EXAM TIPS: FRQs focusing on this period often look at ties between society, culture, and economics, and the political changes taking place over the period. The establishment of new colonies with more heterogeneous populations, the Great Awakening and its tumultuous consequences for all the colonies, the development of slavery, and the integration of the American colonies into the Atlantic economy all combined to shape politics within the colonies and the relationships between the colonies and England. DBQs from this period most typically venture into the pre-Revolutionary era and consider the issues of American identity, unity, politics, and the economy. Try to make links between specific evidence and your thesis about the nature of America at the time.

Chapter 4 – The Empire in Transition

American Identity: During the French and Indian war and its aftermath, events led many American colonists to reassess what it meant to be British. For many colonists the war was the first close contact they had with the British individuals and they found it unsettling. With the end of salutary neglect, Americans began to question just how British they really were.

Economic Transformations: As political tensions heightened after 1763, Americans came to see economics as a tool of protest and began to see their economy as somewhat independent of Britain and powerful in its own right. Commercial warfare and the boycott became embedded in American diplomacy.

Politics and Citizenship: A wholesale reassessment of the colonial political system within the context of empire occurred in the dozen years after the French and Indian War. Issues of sovereignty and representation came to the fore as both the British and Americans questioned their status as subjects of the individual colonies and the Crown. An American political ideology emerged.

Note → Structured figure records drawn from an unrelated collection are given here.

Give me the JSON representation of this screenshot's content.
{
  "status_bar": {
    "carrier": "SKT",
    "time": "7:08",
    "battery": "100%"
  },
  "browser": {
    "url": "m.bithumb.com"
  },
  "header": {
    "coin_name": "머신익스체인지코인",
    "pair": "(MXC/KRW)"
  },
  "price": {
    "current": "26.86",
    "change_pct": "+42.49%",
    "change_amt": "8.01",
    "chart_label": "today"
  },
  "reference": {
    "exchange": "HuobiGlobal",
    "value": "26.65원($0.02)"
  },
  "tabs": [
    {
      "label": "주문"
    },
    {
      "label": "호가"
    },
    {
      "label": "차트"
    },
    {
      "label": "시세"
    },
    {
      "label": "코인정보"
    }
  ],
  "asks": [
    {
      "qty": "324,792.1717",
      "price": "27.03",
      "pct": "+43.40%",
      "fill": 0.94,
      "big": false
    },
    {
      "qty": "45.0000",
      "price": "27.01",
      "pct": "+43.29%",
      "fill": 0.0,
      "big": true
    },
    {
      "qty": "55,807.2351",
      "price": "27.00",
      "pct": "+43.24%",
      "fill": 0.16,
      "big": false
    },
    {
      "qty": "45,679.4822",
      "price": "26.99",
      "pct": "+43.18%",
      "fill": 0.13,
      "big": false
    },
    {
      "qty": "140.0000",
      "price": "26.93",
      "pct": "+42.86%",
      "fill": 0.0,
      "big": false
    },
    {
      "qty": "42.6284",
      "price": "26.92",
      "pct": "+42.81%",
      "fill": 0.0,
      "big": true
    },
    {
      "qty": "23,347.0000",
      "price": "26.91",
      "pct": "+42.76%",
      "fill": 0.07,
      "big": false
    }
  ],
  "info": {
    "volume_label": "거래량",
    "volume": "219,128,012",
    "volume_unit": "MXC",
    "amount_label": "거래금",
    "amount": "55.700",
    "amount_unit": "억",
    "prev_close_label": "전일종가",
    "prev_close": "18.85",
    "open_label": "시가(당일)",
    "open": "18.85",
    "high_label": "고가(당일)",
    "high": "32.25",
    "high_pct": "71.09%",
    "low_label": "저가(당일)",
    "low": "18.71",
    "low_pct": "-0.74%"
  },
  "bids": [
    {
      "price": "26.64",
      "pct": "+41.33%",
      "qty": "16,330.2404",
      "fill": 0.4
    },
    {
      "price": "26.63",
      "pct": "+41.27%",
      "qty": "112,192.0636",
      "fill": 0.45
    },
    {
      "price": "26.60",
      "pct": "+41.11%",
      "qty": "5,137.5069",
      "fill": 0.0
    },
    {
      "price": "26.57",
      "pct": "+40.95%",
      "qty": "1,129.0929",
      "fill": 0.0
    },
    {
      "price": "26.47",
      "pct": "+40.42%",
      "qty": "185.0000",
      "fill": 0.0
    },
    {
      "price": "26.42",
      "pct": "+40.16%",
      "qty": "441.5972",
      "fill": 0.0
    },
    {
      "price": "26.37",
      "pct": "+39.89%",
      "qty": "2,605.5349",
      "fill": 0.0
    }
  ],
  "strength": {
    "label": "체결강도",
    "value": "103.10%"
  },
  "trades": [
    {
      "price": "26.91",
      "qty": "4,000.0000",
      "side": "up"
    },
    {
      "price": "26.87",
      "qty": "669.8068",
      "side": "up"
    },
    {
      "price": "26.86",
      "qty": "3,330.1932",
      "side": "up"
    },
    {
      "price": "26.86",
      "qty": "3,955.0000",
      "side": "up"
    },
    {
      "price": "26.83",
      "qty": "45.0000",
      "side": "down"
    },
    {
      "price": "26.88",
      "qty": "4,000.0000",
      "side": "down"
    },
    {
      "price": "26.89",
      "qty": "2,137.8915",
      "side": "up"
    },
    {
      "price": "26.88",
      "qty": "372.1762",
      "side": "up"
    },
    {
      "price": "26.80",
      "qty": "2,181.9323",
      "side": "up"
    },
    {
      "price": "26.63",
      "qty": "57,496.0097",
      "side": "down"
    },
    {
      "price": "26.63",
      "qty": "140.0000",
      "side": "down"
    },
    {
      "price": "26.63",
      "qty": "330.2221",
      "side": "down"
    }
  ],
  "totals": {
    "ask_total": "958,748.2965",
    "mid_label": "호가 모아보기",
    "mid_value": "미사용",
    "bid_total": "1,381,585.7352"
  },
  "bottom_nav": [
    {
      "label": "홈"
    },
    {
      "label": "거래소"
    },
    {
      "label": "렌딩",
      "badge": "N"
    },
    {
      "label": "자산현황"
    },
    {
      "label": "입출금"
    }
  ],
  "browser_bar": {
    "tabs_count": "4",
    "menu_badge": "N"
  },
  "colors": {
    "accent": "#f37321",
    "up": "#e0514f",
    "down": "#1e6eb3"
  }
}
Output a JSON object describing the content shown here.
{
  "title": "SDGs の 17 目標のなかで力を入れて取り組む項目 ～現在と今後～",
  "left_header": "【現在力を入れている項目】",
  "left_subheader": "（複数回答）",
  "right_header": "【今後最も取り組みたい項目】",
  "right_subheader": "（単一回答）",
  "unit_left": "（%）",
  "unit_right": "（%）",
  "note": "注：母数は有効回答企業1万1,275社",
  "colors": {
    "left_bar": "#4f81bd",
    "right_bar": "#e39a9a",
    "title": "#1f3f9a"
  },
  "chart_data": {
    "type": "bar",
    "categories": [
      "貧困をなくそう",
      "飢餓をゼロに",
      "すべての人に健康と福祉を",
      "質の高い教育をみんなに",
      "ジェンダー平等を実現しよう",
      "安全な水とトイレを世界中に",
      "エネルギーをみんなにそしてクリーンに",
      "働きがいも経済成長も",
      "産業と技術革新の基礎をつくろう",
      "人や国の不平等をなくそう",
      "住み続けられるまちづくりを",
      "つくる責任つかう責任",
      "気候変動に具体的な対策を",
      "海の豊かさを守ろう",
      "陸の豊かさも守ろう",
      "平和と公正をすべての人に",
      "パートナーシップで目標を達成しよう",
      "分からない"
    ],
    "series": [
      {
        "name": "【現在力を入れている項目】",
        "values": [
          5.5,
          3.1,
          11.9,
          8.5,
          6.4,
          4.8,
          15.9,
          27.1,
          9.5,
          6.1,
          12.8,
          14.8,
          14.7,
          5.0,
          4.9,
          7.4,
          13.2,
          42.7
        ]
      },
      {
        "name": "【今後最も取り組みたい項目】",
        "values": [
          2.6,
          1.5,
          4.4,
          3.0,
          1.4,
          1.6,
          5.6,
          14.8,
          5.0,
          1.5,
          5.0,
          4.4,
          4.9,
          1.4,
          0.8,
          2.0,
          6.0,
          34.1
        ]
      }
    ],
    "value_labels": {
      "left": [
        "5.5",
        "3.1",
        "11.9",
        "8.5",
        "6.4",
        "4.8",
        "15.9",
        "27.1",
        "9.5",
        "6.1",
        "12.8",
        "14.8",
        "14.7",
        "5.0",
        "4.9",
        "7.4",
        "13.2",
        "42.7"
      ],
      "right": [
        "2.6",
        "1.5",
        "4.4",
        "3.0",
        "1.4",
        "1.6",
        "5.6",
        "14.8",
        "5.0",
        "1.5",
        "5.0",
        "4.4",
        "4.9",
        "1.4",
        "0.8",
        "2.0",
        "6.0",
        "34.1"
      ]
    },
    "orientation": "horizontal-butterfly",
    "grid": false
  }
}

War and Diplomacy: This period was sandwiched between two wars, both of which transformed America’s place within the British Empire and its place in the world. The French and Indian War marked a shift in British policy toward its American colonies and ended the French presence on the North American continent. The beginning of the Revolutionary War marked a giant stride toward independence from England.

EXAM TIPS: This is an important chapter because the events after the French and Indian War leading to independence often find their way into exam questions. Pay particular attention to political ideology and its evolution as American moved toward independence. It is also important to keep in mind that even though protest was violent in this period, most Americans were loyal subjects of the king until just before Independence was declared in 1776. A question about relations between Indians and the three main European colonial cultures may be asked in the period before the Revolution. A good knowledge of the economic and political structure of the British Empire is import in answering FRQs and DBQs from this period.